No recuerdo cuándo perdí la capacidad para mirar así. Gracias a hacerme mayor he obtenido un buen puñado de mis sueños: ahora soy profesor, escribo en un periódico y de vez en cuando me da por sentirme orgulloso de poder conducir, de que nadie me mire raro si voy al cine a ver una película no apta para menores, de que me traten de usted en los bancos cuando se enteran de que soy funcionario… Pese a todo, otras veces siento que al crecer no todo vale la pena: los veo mirarse así y me da por preguntarme cómo se hacía, cómo es posible poner tanta cara de idiota, tan solo por sentirte y sentarte cerca de otra persona. Verdaderamente, ellos cuando se dicen eso de “te quiero más de lo que he querido a nadie”, lo echan todo afuera, sin comparaciones y sin historias pretéritas. Supongo que ellos aman con todas sus ganas porque todo lo viven por vez primera, porque no se han desgastado aún y por tanto tienen intactas todas sus fuerzas.
Una de las cosas que más me gusta de trabajar en un instituto es poder ver a dos alumnos que verdaderamente se aman. Tal vez me llamen esta semana pederasta en los foros de Internet de padres, pero no me importa en absoluto: aunque no se les dé nada bien estudiar, aunque cometan doscientas faltas de ortografía en cada notita, cuando confisco alguna carta de amor, de esas que se intercalan en clase, recuerdo que el ser humano es bueno por naturaleza, recobro la fe en el mundo y se me renueva la pasión necesaria para afirmar que todo el mundo tiene algo bueno dentro y que este algo siempre se manifiesta en nuestra mirada cuando nos enamoramos.
Conozco a “grandes estudiantes” que han suspendido todas las asignaturas de un trimestre por haberse enamorado. Un alumno me lo dijo el otro día de la forma más clara posible: “maestro, no soy capaz de concentrarme porque me he enamorado” y juro solemnemente sobre la tumba de Romeo y Julieta que en ese instante no supe si darle un bofetón o un abrazo. Es cierto: todos viven en el centro sus primeros amores y casi siempre la chica del asiento de su lado es la enamorada para ellos y el macarra mayor del pasillo de enfrente el amante de ellas. Cierto es que ellas los prefieren mayores, que muchas suspiran frente a algunos profesores o pensando en alumnos de cursos superiores y que ellos tienen una mentalidad más aniñada, que los hace, en general, desechar a las alumnas de otros cursos. Sin embargo, a pesar de que los relojes biológicos sean tan distintos y de que eso complique tanto que surjan parejas dentro de una misma clase, cuando eso sucede, admito que el universo entero se resetea y que todos empatizamos con el rocío, con las azucenas, con las horquillas del pelo o con las puestas de sol. En suma, el amor se contagia y todos revivimos en ellos esa etapa de nuestras vidas en que fuimos capaces de amar sin miedo.

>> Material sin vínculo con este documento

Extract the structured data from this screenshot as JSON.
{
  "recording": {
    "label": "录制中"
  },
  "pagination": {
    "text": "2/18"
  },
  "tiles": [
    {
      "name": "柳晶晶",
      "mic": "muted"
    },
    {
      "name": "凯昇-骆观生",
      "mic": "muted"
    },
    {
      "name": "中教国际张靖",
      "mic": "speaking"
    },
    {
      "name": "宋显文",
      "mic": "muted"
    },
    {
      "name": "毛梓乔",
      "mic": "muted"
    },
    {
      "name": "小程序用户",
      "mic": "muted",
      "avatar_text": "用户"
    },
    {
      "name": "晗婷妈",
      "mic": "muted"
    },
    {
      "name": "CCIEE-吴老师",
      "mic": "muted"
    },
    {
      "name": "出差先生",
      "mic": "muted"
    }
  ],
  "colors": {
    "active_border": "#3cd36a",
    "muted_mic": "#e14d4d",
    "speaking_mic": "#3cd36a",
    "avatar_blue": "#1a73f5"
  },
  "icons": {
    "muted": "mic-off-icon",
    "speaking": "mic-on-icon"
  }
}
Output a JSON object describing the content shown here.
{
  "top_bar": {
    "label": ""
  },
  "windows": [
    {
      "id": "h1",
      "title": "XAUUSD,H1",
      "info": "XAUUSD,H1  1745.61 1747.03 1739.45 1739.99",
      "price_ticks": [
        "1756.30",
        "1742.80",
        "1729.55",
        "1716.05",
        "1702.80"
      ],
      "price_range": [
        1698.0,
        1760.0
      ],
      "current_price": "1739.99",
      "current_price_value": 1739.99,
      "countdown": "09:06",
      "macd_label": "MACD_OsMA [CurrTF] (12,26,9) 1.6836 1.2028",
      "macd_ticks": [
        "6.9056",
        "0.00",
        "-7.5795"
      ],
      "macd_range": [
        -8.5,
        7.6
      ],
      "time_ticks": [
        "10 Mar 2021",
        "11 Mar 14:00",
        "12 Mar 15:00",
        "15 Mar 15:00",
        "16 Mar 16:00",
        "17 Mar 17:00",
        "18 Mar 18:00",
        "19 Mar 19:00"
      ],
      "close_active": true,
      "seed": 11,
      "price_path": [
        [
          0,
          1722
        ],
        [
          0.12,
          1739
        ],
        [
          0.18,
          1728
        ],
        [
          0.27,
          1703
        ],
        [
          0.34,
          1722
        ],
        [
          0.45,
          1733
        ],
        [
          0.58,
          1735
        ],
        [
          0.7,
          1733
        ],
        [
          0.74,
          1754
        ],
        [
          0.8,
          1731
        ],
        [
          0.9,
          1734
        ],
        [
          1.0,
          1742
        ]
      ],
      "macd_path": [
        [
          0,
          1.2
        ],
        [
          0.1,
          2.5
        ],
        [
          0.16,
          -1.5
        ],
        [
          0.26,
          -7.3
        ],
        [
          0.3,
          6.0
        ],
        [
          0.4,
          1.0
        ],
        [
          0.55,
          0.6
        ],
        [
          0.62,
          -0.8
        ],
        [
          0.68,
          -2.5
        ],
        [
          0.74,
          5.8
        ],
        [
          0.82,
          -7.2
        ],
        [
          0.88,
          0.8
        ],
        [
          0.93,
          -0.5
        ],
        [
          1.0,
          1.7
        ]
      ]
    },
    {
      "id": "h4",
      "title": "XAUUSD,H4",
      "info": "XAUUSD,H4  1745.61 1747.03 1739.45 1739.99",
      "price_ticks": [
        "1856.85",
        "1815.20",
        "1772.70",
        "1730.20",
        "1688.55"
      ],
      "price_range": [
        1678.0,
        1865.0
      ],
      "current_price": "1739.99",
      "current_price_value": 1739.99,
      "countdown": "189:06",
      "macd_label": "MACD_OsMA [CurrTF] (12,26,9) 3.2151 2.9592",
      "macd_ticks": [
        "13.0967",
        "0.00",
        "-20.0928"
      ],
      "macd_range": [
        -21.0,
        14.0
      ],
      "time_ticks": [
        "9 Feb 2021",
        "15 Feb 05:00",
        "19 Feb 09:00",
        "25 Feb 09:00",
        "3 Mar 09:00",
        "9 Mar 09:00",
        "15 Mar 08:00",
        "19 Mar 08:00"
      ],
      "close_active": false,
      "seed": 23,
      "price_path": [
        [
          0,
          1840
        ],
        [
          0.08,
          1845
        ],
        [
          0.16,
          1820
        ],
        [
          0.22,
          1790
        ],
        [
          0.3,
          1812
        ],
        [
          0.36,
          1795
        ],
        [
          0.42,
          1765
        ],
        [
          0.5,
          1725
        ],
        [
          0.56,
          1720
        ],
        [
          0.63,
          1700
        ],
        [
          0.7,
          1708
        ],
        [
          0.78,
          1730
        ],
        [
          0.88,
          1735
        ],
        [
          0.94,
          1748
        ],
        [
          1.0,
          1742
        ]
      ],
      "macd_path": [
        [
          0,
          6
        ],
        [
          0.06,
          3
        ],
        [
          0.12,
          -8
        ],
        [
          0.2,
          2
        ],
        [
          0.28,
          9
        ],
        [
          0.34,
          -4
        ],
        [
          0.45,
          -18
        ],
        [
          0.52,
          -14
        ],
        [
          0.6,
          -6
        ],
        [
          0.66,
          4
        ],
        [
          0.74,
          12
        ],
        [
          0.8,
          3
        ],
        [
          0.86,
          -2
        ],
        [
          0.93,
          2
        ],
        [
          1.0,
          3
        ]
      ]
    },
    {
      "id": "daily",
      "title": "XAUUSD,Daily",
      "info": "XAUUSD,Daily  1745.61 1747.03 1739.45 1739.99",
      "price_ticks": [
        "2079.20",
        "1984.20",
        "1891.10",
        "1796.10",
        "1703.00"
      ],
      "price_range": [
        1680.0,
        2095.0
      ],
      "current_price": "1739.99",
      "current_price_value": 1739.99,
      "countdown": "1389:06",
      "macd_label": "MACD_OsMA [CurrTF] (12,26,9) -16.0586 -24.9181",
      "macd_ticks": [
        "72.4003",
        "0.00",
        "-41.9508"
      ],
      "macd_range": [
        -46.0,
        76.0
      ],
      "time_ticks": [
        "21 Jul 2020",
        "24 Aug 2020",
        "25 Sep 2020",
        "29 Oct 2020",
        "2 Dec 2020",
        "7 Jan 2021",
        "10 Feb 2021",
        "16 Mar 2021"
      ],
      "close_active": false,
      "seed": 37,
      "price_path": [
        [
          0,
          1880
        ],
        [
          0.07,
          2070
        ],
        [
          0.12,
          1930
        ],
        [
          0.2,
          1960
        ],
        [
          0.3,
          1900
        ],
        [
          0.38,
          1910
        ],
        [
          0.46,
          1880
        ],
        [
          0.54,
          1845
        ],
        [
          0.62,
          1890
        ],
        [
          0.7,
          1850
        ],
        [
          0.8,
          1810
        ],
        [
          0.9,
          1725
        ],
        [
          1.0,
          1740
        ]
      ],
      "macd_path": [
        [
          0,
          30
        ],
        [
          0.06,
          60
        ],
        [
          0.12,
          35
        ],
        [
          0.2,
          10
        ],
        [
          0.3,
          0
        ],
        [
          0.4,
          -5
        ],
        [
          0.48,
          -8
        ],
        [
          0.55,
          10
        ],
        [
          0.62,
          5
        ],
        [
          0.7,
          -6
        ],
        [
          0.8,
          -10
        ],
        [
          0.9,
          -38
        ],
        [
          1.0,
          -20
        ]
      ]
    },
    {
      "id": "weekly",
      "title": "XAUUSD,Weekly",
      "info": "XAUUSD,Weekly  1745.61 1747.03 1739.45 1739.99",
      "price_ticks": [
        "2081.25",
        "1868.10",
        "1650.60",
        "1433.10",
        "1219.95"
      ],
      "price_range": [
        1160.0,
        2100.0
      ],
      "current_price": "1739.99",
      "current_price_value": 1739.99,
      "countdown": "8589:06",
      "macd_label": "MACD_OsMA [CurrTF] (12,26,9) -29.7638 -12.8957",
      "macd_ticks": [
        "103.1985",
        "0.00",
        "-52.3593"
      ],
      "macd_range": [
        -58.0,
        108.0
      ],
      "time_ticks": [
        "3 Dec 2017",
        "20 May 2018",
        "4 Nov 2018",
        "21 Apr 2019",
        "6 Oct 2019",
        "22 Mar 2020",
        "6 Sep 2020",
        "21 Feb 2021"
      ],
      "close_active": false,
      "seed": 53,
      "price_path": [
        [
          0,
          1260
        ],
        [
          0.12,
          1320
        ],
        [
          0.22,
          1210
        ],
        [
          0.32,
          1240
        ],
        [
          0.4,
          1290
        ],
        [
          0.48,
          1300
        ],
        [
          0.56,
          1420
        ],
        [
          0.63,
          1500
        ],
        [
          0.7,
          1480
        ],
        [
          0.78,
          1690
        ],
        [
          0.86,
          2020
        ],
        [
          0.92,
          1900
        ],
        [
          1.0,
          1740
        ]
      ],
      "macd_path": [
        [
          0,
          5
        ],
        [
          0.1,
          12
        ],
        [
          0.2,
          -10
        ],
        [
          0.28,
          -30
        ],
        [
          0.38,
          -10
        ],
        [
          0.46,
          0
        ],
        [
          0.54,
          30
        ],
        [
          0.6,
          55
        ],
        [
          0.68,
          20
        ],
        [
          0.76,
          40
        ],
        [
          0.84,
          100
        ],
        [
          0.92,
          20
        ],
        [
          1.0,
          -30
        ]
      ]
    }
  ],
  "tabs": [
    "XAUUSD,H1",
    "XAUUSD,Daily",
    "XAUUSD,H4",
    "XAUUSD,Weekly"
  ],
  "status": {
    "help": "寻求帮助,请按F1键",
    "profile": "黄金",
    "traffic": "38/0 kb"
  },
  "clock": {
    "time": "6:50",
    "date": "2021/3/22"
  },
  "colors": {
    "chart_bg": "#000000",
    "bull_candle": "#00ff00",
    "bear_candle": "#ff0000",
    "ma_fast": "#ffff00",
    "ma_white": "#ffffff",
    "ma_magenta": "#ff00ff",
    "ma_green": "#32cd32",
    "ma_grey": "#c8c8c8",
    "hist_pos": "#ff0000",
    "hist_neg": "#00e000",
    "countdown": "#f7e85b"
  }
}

Tal vez enamorarse sea lo peor que puede hacer un alumno que pretende sacar adelante el curso y también es probable que el amor sea una de las mayores causas de suspenso que existen, pero no siempre acarrea efectos tan nocivos. También he visto el caso contrario: vi a chicas preparar con toda su rabia un examen porque les gustaba el profesor y también supe de alumnos que repasaron francés hasta las tres de la mañana con tal de estar con la chica de sus sueños, tras haberles confesado su inutilidad de forma manifiestamente exagerada. El amor los hace fracasar, pero también es en ocasiones el motor último para algunas reacciones agónicas al final de un curso: “si apruebas todas las asignaturas mi padre dice que podrás venirte con nosotros en vacaciones”. “Fiat lux”: ellas lo dicen, y se obra el milagro.
Existen otro tipo de notitas, aquellas que hablan de sexo y que no transmiten ningún tipo de sentimiento alguno más allá de los ardores corporales. Esas misivas no me interesan, pero tampoco me escandalizan, pues son habituales. No me escandaliza que un alumno confiese en una hoja de papel lo que desea experimentar con la vecina de pasillo. No me escandaliza, pero tampoco me interesa. A esas edades todos tienen esos instintos, aunque sean pocos los que lo llevan al papel. Lejos de parecerme soeces, los que escriben esas ofertas al menos evidencian ser sinceros y no tanto impúdicos (pues impúdicos lo son casi todos; al menos los que lo escriben demuestran ser valientes). De todas formas, descarto en esta reflexión ese tipo de cartas, las subidas de tono, porque estoy hablando de amor y los adolescentes que se enamoran no hablan de sexo. Al fin y al cabo, no nos engañemos, a pesar de que supuestamente el romanticismo no esté de moda, la adolescencia sigue siendo de por sí, aún ahora, una etapa de la vida manifiestamente cursi.